Quantifying Poverty: The "Broken Yardstick"

Nicholas Eberstadt has on op-ed in the NYT that looks at the outdated way the Federal Govt. defines "poverty rate". The untold story, of course, is the fact that the Johnson Administration began the so-called "War on Poverty" in 1965 and, forty years and $3 Billion later, Poverty won. An objective analysis of these policies shows what an utter failure they have been.

The Census Bureau's lastest poverty rate estimates released on Aug. 30 determined that the percentage of Americans living in poverty was 12.7% compared to 11.2% in 1974. The problem is that the standards being applied were created in 1974 and don't take into consideration changes in economic trends or standard of living. For example:

The unemployment rate is lower, and the percentage of adults with paying jobs is distinctly higher. Thirty years ago, the proportion of adults without a high school diploma was more than twice as high as today (39 percent versus 16 percent). And antipoverty spending is vastly higher today than in 1974, even after inflation adjustments.

In the face of such evidence, what do you call an indicator that stubbornly insists that the percentage of Americans below a fixed poverty threshold has increased? How about "a broken compass?"
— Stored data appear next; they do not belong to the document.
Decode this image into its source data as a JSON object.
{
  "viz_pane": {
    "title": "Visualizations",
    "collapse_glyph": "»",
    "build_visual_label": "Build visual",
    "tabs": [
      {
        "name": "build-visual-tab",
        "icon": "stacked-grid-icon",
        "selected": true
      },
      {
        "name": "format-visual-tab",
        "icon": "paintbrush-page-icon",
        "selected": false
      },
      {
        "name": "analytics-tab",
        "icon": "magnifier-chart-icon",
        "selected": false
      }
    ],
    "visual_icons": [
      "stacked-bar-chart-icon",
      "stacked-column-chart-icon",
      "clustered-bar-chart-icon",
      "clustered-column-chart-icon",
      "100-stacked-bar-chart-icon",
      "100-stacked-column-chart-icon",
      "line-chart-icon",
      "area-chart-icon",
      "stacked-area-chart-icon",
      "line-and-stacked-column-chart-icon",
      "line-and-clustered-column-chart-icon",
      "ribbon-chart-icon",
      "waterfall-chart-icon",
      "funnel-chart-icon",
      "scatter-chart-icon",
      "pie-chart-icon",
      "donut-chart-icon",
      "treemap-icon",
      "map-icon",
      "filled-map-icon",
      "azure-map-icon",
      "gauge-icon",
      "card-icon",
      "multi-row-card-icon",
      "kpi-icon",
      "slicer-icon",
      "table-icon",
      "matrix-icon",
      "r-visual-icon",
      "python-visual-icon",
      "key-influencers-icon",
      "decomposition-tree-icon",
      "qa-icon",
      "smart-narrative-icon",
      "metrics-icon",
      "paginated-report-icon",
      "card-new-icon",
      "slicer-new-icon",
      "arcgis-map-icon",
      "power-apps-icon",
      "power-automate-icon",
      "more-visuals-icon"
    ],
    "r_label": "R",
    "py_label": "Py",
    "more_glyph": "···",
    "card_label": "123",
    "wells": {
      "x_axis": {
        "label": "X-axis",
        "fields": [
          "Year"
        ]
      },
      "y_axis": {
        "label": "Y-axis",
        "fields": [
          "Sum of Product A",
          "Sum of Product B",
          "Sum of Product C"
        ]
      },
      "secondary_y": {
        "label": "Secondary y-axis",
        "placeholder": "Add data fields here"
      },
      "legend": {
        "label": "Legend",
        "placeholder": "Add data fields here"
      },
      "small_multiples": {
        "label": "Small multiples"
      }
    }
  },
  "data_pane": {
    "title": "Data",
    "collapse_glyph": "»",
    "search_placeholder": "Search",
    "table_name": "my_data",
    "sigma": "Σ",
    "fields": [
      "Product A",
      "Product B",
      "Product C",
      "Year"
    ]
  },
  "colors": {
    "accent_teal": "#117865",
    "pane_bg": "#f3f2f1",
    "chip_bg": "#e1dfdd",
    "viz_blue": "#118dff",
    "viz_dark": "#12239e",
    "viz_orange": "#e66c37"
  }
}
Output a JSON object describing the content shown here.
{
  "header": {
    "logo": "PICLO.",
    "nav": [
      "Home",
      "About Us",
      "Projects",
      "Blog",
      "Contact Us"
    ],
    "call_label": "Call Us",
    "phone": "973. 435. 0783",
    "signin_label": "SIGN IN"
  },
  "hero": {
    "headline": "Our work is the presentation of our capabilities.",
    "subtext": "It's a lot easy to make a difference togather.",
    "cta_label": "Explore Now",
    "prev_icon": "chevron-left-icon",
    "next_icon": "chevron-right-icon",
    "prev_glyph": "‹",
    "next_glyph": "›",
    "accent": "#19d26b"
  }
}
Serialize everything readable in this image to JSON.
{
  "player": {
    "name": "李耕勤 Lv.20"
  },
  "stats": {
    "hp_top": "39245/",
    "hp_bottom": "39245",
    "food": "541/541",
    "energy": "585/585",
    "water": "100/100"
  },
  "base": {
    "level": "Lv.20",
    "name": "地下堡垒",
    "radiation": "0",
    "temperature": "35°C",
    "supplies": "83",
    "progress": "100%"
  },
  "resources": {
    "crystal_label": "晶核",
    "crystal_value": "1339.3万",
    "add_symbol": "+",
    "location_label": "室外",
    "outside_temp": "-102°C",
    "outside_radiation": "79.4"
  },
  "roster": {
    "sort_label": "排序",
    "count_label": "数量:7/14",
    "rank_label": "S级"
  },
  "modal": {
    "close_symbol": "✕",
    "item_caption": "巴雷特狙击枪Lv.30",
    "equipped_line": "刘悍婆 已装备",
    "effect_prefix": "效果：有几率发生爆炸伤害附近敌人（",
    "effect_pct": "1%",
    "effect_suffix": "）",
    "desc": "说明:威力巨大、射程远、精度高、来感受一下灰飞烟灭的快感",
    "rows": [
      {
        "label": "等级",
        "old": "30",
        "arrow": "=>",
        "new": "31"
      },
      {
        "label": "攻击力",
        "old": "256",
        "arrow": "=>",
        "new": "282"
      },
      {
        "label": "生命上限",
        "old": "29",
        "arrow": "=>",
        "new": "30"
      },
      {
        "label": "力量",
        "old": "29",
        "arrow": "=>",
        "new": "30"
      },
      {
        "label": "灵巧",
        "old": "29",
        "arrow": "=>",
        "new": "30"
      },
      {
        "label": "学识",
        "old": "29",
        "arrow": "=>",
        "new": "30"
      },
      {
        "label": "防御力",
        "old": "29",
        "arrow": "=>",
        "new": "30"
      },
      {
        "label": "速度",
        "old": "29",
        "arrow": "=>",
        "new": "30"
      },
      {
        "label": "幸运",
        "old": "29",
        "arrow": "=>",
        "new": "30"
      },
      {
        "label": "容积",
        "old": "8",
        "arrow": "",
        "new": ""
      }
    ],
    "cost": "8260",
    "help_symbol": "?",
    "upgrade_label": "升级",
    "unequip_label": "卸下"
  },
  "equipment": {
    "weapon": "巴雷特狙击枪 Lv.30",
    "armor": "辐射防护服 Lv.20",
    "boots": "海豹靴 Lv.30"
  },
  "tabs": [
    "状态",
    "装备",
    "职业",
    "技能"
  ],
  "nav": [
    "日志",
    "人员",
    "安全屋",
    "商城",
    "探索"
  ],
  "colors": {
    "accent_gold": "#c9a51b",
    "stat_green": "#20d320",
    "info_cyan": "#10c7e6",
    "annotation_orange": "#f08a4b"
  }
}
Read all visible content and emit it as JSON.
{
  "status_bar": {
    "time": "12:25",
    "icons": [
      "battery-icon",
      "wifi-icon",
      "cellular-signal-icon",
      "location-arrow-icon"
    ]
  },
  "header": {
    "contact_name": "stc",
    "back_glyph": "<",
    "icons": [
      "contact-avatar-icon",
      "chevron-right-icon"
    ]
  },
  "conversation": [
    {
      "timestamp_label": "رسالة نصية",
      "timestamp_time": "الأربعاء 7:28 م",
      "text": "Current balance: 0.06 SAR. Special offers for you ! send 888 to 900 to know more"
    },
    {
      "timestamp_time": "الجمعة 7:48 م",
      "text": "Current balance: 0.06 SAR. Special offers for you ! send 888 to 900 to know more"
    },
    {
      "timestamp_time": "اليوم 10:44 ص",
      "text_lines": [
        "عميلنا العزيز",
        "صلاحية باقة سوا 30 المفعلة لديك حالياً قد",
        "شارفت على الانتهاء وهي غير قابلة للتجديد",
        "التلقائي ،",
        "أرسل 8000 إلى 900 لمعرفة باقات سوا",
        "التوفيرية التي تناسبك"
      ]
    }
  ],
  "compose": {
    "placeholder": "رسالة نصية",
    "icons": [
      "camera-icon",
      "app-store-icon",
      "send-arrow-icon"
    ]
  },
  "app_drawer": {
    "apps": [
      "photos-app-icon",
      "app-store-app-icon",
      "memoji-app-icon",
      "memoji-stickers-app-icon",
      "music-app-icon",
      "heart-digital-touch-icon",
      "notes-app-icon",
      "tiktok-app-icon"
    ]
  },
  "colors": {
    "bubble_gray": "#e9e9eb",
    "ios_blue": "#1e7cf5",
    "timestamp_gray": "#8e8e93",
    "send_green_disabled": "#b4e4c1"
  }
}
Sometime late in July, I received the very Census form on which this study is based. It was very tedious to fill out for a family of five persons but, after several prodding phone calls from the Census Bureau, I managed to complete it and return it in time for the August 25th deadline. The questions were focused on employment, household income, and home ownership. Here are some of the questions that the form did not ask me:

- How many cars I owned
- What is my weekly/monthly grocery bill estimate and do I belong to any warehouse/wholesale outlets, like Costco or Sam's Club
- How much do I estimate that I spend on entertainment
- How many televisions do I own and do I subscribe to cable or pay TV service
- Do I own a DVD player
- Do I pay for special education services for my dependents
- Have I taken any vacations in the last year and what are the cost estimates for them

I could go on and on, but the bottom line is that the answers to such questions would go a long way to determining my standard of living. I define "poor" as being barely able to meet the minimum standard of living - food, shelter, clothing, etc.

As Eberstadt explains:

The poverty rate is out of step with all these other readings about deprivation in modern America because it was designed to measure the wrong thing. The poverty rate has always been derived from reported household income. (Exigency played a role here: at the start of the war on poverty 40 years ago, those income numbers were already available from the Census Bureau.) But a better gauge of a household's material deprivation is not what it earns, but what it spends. When we look at spending patterns, we immediately see a huge discrepancy between reported incomes and reported expenditures for low-income Americans.
Hey, I'm no Rockefeller (or Kerry or Kennedy for that matter) and I have to make hard choices all the time between what I want and what I really need. But I can personally attest to the fact that the gauge that the Federal Government uses to quantify "poverty rate" is - in the words of Eberstadt - the "single worst measure in our government's statistical arsenal".